FBR & Co.
- Company type: Subsidiary
- Traded as: Nasdaq: FBRC
- Industry: Financial Institution
- Founded: 1989; 37 years ago
- Headquarters: Arlington, Virginia, United States
- Products: Investment banking, Brokerage
- Revenue: US $120.4 Million(2015)
- Net income: US $7.5 Million (2015)
- Number of employees: 303 (2015)
- Parent: B. Riley Financial
- Website: www.brileyfbr.com

= FBR Capital Markets =

Former US investment banking company

FBR & Co. (formerly known as Friedman, Billings, Ramsey Group) was a capital markets firm headquartered in Arlington, Virginia.
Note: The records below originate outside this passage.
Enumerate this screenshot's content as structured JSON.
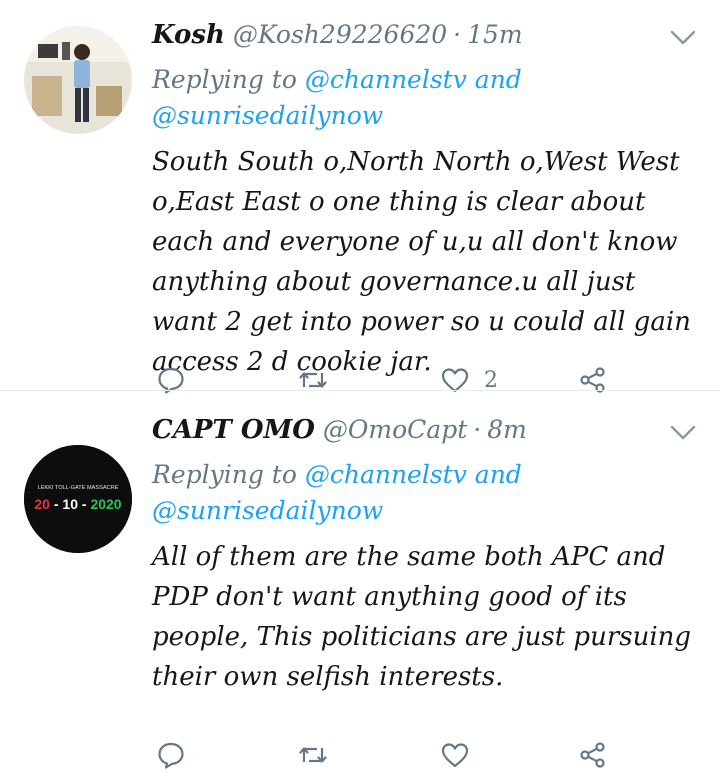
{
  "tweets": [
    {
      "name": "Kosh",
      "handle": "@Kosh29226620",
      "time": "15m",
      "replying_prefix": "Replying to",
      "mention1": "@channelstv",
      "and": "and",
      "mention2": "@sunrisedailynow",
      "text": "South South o,North North o,West West o,East East o one thing is clear about each and everyone of u,u all don't know anything about governance.u all just want 2 get into power so u could all gain access 2 d cookie jar.",
      "like_count": "2"
    },
    {
      "name": "CAPT OMO",
      "handle": "@OmoCapt",
      "time": "8m",
      "replying_prefix": "Replying to",
      "mention1": "@channelstv",
      "and": "and",
      "mention2": "@sunrisedailynow",
      "text": "All of them are the same both APC and PDP don't want anything good of its people, This politicians are just pursuing their own selfish interests.",
      "like_count": "",
      "avatar_text_top": "LEKKI TOLL-GATE MASSACRE",
      "avatar_text_main": "20 - 10 - 2020"
    }
  ],
  "separator": "·",
  "colors": {
    "link": "#1da1f2",
    "muted": "#657786",
    "text": "#14171a"
  },
  "icons": [
    "reply-icon",
    "retweet-icon",
    "like-icon",
    "share-icon",
    "chevron-down-icon"
  ]
}
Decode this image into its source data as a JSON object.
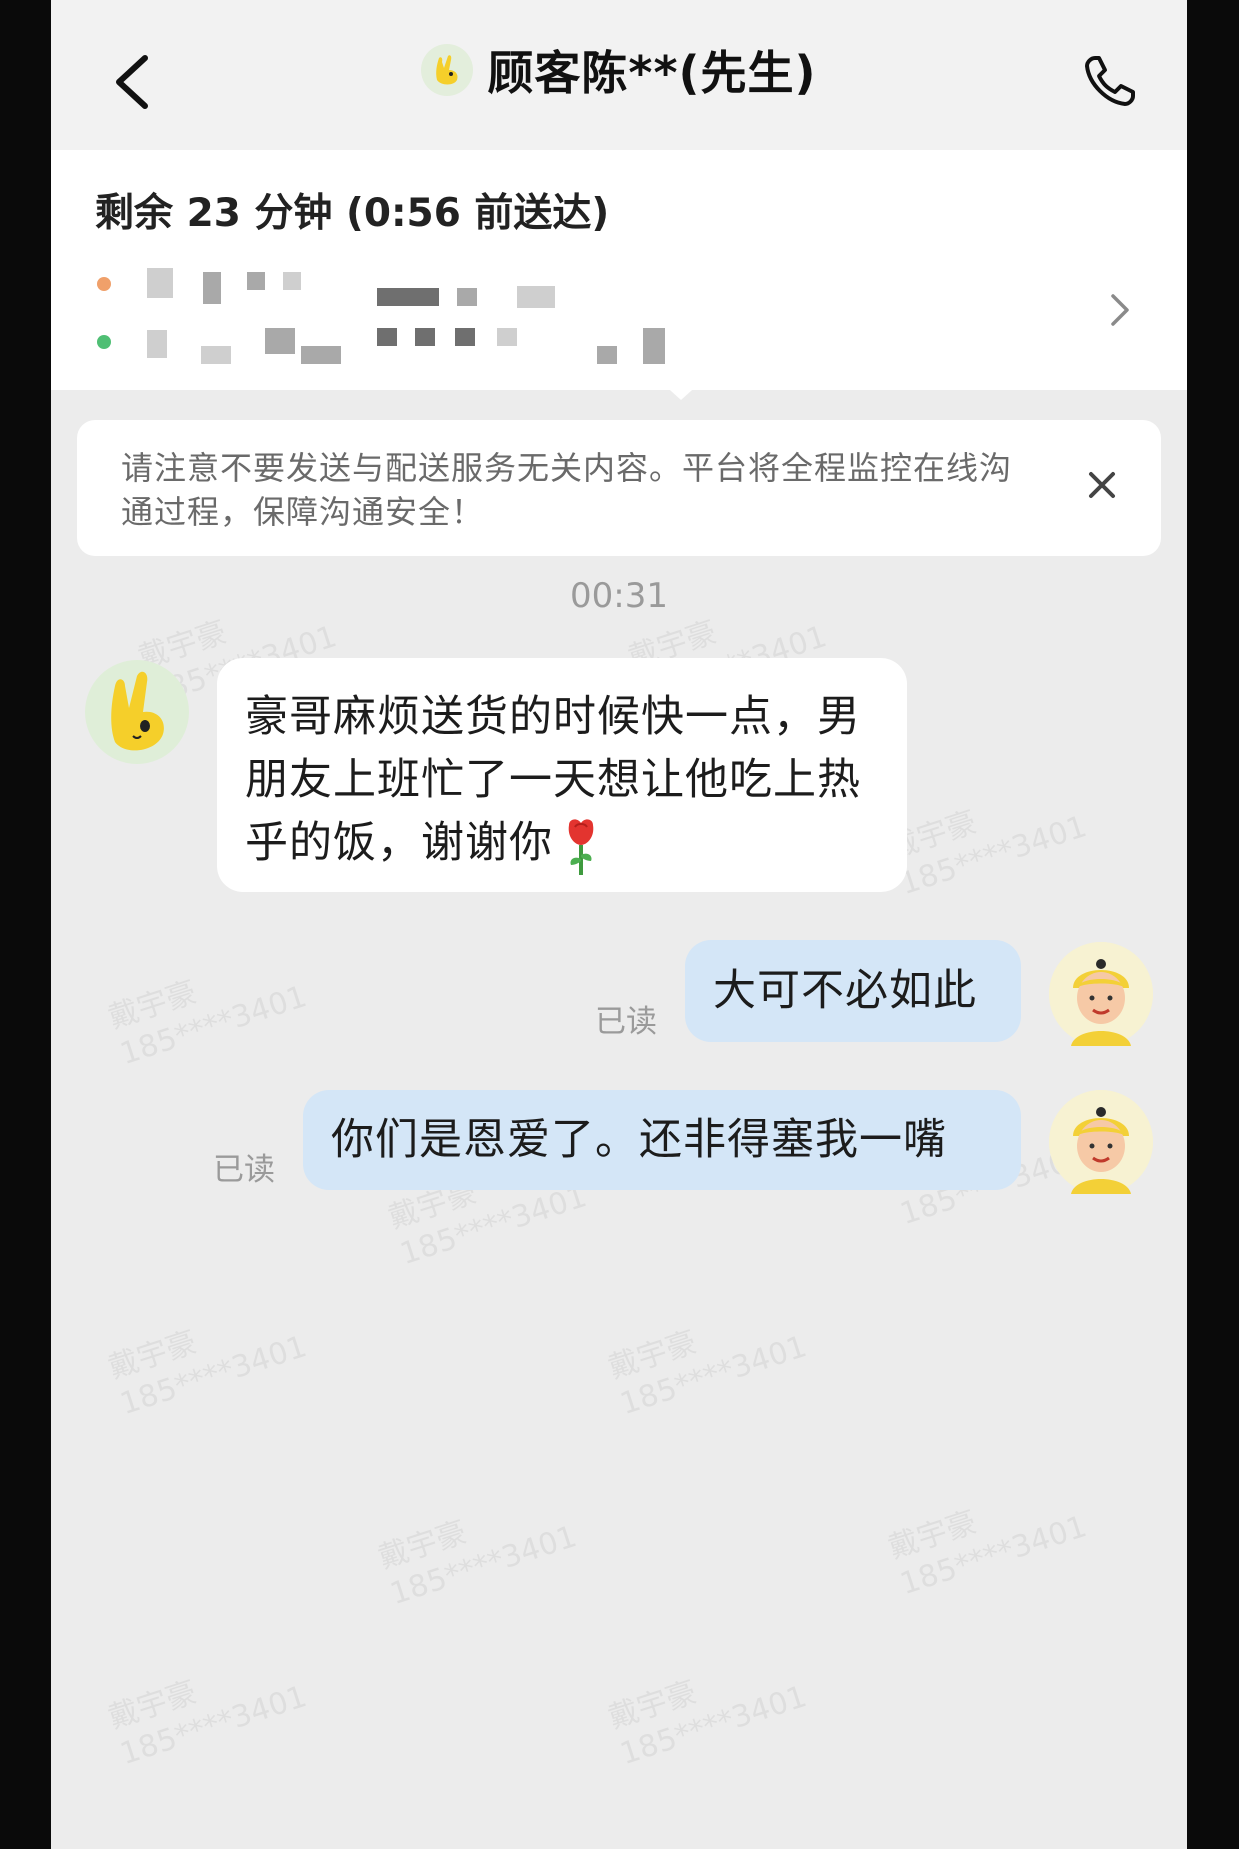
{
  "header": {
    "title": "顾客陈**(先生)",
    "back_icon": "chevron-left-icon",
    "call_icon": "phone-icon"
  },
  "order": {
    "remaining": "剩余 23 分钟 (0:56 前送达)"
  },
  "notice": {
    "text": "请注意不要发送与配送服务无关内容。平台将全程监控在线沟通过程，保障沟通安全！",
    "close_icon": "close-icon"
  },
  "chat": {
    "timestamp": "00:31",
    "messages": [
      {
        "from": "customer",
        "text": "豪哥麻烦送货的时候快一点，男朋友上班忙了一天想让他吃上热乎的饭，谢谢你",
        "emoji": "rose-icon"
      },
      {
        "from": "me",
        "text": "大可不必如此",
        "status": "已读"
      },
      {
        "from": "me",
        "text": "你们是恩爱了。还非得塞我一嘴",
        "status": "已读"
      }
    ]
  },
  "watermark": {
    "name": "戴宇豪",
    "phone": "185****3401"
  },
  "colors": {
    "my_bubble": "#d4e6f7",
    "customer_bubble": "#ffffff",
    "background": "#ececec"
  }
}
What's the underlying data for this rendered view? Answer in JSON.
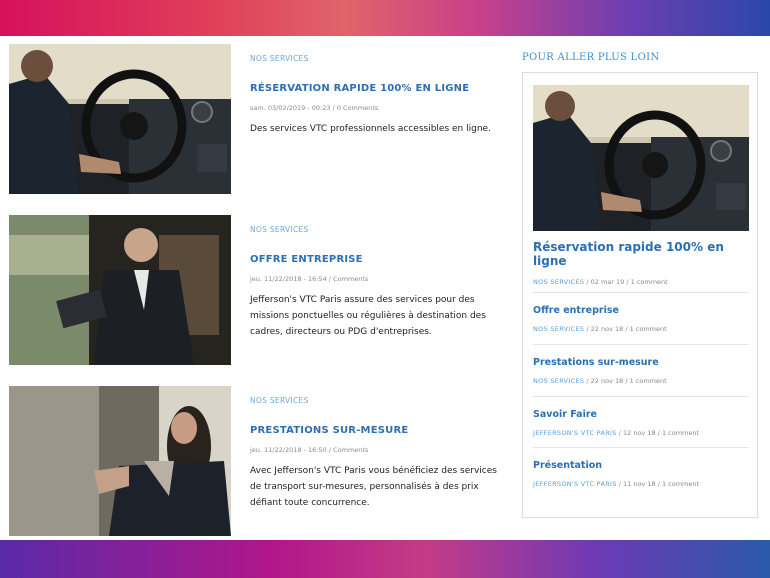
{
  "posts": [
    {
      "category": "NOS SERVICES",
      "title": "RÉSERVATION RAPIDE 100% EN LIGNE",
      "meta": "sam. 03/02/2019 - 00:23 / 0 Comments",
      "description": "Des services VTC professionnels accessibles en ligne."
    },
    {
      "category": "NOS SERVICES",
      "title": "OFFRE ENTREPRISE",
      "meta": "jeu. 11/22/2018 - 16:54 / Comments",
      "description": "Jefferson's VTC Paris assure des services pour des missions ponctuelles ou régulières à destination des cadres, directeurs ou PDG d'entreprises."
    },
    {
      "category": "NOS SERVICES",
      "title": "PRESTATIONS SUR-MESURE",
      "meta": "jeu. 11/22/2018 - 16:50 / Comments",
      "description": "Avec Jefferson's VTC Paris vous bénéficiez des services de transport sur-mesures, personnalisés à des prix défiant toute concurrence."
    }
  ],
  "sidebar": {
    "heading": "POUR ALLER PLUS LOIN",
    "featured": {
      "title": "Réservation rapide 100% en ligne",
      "category": "NOS SERVICES",
      "meta": "/ 02 mar 19 / 1 comment"
    },
    "items": [
      {
        "title": "Offre entreprise",
        "category": "NOS SERVICES",
        "meta": "/ 22 nov 18 / 1 comment"
      },
      {
        "title": "Prestations sur-mesure",
        "category": "NOS SERVICES",
        "meta": "/ 22 nov 18 / 1 comment"
      },
      {
        "title": "Savoir Faire",
        "category": "JEFFERSON'S VTC PARIS",
        "meta": "/ 12 nov 18 / 1 comment"
      },
      {
        "title": "Présentation",
        "category": "JEFFERSON'S VTC PARIS",
        "meta": "/ 11 nov 18 / 1 comment"
      }
    ]
  }
}
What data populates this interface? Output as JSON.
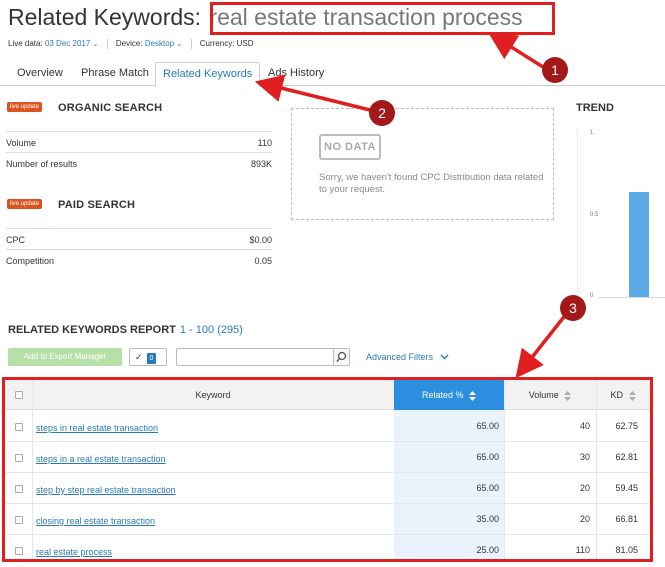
{
  "header": {
    "prefix": "Related Keywords:",
    "keyword": "real estate transaction process"
  },
  "meta": {
    "live_data_label": "Live data:",
    "live_data_value": "03 Dec 2017",
    "device_label": "Device:",
    "device_value": "Desktop",
    "currency": "Currency: USD"
  },
  "tabs": [
    "Overview",
    "Phrase Match",
    "Related Keywords",
    "Ads History"
  ],
  "organic": {
    "badge": "live update",
    "title": "ORGANIC SEARCH",
    "rows": [
      {
        "label": "Volume",
        "value": "110"
      },
      {
        "label": "Number of results",
        "value": "893K"
      }
    ]
  },
  "paid": {
    "badge": "live update",
    "title": "PAID SEARCH",
    "rows": [
      {
        "label": "CPC",
        "value": "$0.00"
      },
      {
        "label": "Competition",
        "value": "0.05"
      }
    ]
  },
  "cpc_distribution": {
    "tag": "NO DATA",
    "message": "Sorry, we haven't found CPC Distribution data related to your request."
  },
  "trend": {
    "title": "TREND",
    "y_labels": [
      "1",
      "0.5",
      "0"
    ],
    "bar_value": 0.63
  },
  "report": {
    "title": "RELATED KEYWORDS REPORT",
    "range": "1 - 100 (295)",
    "export_label": "Add to Export Manager",
    "check_mark": "✓",
    "selected_count": "0",
    "filter_placeholder": "",
    "advanced_filters": "Advanced Filters"
  },
  "table": {
    "headers": {
      "keyword": "Keyword",
      "related": "Related %",
      "volume": "Volume",
      "kd": "KD"
    },
    "rows": [
      {
        "keyword": "steps in real estate transaction",
        "related": "65.00",
        "volume": "40",
        "kd": "62.75"
      },
      {
        "keyword": "steps in a real estate transaction",
        "related": "65.00",
        "volume": "30",
        "kd": "62.81"
      },
      {
        "keyword": "step by step real estate transaction",
        "related": "65.00",
        "volume": "20",
        "kd": "59.45"
      },
      {
        "keyword": "closing real estate transaction",
        "related": "35.00",
        "volume": "20",
        "kd": "66.81"
      },
      {
        "keyword": "real estate process",
        "related": "25.00",
        "volume": "110",
        "kd": "81.05"
      }
    ]
  },
  "annotations": [
    "1",
    "2",
    "3"
  ],
  "colors": {
    "accent_blue": "#2a7ab8",
    "annotation_red": "#e02020",
    "annotation_badge": "#a31818",
    "live_badge": "#d9541e",
    "related_header": "#2b8ede"
  }
}
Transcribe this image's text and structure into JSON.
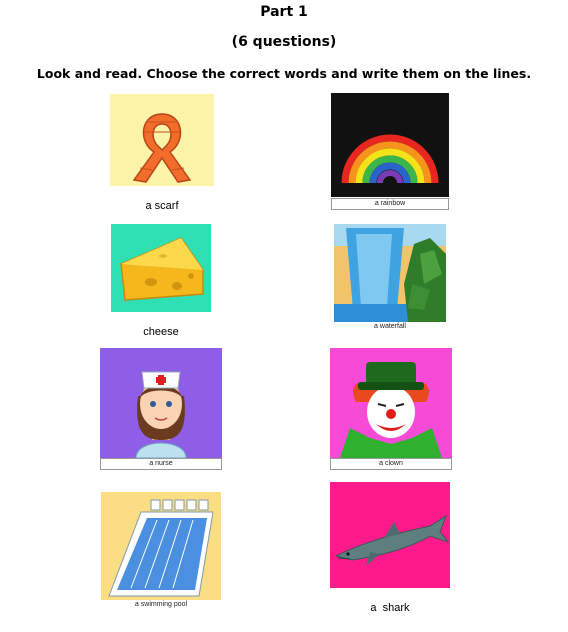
{
  "header": {
    "part": "Part 1",
    "questions": "(6 questions)",
    "instruction": "Look and read. Choose the correct words and write them on the lines."
  },
  "pictures": [
    {
      "id": "scarf",
      "label": "a scarf"
    },
    {
      "id": "rainbow",
      "label": "a rainbow"
    },
    {
      "id": "cheese",
      "label": "cheese"
    },
    {
      "id": "waterfall",
      "label": "a waterfall"
    },
    {
      "id": "nurse",
      "label": "a nurse"
    },
    {
      "id": "clown",
      "label": "a clown"
    },
    {
      "id": "swimming-pool",
      "label": "a swimming pool"
    },
    {
      "id": "shark",
      "label": "a  shark"
    }
  ],
  "colors": {
    "scarf_bg": "#fbf3a8",
    "cheese_bg": "#2fe0b4",
    "nurse_bg": "#8e5ee6",
    "clown_bg": "#f74ad7",
    "shark_bg": "#ff1a8c",
    "pool_bg": "#fbdd84"
  }
}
Founded in 1989 by Emanuel J. Friedman, Eric F. Billings, and W. Russell Ramsey, the company provided investment banking, merger and acquisition advisory, institutional brokerage, and research services through its subsidiaries FBR Capital Markets & Co. and MLV & Co. FBR focused capital and financial expertise on the following industry sectors: consumer; energy & natural resources; financial institutions; healthcare; insurance; industrials; real estate; and technology, media & telecom. FBR was based in the Washington, D.C. metropolitan area with offices throughout the United States. In 2017 the company was sold to B. Riley Financial for $160.1 million.

==Alums==
In April 2017, Patrick Steel of FBR took over as CEO of Politico from the owner Robert Allbritton. Steel, age 49 at the time of the appointment, had served in President Bill Clinton's administration and contributed money to former Secretary of State Hillary Clinton and other Democrats. He had been at FBR since 2001 working in IPOs and private placements.